Au moins après avoir vu que cela ne peut être le corps, ni le mental, personne jamais ne trouve le moindre « moi ») prétendu. On peut continuer de croire en son existence, mais on ne parvient pas à le distinguer de la même façon qu’on distingue une pensée, un sentiment, une réaction, une action censés lui appartenir. On finit par « voir » le « je/conscience », ainsi que l’impression de ce soi-disant « je » ordinaire, mais jamais un « je » qui pense, éprouve ou fait quoi que ce soit. Il y a bien ce qui perçoit, une sorte de « je conscience », mais ce qui n’est jamais rencontré, c’est l’auteur, la victime ou le possesseur de quoi que ce soit qui se manifeste dans la conscience.
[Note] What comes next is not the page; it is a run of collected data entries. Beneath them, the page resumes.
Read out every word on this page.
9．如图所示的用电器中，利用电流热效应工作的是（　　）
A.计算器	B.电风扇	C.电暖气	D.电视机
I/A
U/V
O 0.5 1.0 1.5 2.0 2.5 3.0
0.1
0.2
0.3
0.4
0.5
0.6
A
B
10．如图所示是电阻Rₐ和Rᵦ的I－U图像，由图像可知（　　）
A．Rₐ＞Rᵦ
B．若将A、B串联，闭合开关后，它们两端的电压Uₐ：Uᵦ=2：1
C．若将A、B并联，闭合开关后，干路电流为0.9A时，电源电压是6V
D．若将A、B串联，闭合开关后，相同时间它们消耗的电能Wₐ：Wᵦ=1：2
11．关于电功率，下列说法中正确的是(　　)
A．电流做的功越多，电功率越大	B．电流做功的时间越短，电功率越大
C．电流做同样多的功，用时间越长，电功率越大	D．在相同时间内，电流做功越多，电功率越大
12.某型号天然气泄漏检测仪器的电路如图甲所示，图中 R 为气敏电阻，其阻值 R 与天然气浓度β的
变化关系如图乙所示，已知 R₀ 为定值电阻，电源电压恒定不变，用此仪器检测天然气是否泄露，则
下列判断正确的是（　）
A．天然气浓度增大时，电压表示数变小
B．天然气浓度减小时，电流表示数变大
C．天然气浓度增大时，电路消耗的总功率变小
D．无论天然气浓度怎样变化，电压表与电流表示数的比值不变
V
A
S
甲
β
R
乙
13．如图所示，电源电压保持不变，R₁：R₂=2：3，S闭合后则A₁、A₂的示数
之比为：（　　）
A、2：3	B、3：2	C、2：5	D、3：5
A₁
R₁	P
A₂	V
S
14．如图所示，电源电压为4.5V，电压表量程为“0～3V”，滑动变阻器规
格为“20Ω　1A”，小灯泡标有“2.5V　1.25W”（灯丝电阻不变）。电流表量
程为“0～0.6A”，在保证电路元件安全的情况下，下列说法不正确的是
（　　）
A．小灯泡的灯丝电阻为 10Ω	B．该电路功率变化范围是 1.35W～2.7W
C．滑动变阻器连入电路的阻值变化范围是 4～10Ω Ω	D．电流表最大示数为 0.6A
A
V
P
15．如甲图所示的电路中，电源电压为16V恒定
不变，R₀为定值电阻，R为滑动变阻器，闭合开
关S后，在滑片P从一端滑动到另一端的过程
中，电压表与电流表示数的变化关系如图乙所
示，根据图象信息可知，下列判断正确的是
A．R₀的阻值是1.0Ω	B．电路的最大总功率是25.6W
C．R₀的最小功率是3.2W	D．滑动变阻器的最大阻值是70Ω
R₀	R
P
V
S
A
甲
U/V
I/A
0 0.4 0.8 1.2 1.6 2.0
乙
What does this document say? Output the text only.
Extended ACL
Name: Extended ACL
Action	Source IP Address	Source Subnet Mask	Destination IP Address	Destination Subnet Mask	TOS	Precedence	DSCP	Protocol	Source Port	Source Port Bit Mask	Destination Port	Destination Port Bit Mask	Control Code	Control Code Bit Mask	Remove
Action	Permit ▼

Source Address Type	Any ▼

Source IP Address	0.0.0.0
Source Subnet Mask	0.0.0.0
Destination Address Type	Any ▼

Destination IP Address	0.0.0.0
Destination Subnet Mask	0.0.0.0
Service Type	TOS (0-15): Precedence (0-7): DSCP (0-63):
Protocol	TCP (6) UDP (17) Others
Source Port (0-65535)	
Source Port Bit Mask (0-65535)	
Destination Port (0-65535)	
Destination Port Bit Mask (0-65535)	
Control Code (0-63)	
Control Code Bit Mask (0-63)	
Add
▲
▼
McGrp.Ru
Indiscutablement, nous restons longtemps très éloignés de cette expérience pourtant accessible à tous, d’abord et longtemps par simple ignorance, du fait d’un vieux conditionnement qui représente la fausse identification et qui est profondément enraciné, ensuite par doute ou même déni et finalement par habitude tenace. Acceptons cela ! Or, s’il n’est pas aisé, ni même a priori intéressant de remettre en question ce « quelqu’un » auquel on tient tant, commençons par nous arrêter sur le « quelqu’un qui… ». Ne vous éprouveriez-vous pas comme « quelqu’un » qui… qui endure certaines choses, qui ne peut en vivre certaines autres et qui pense tant de choses ? Et quand c’est le cas, comment vivez-vous cela, vraiment ?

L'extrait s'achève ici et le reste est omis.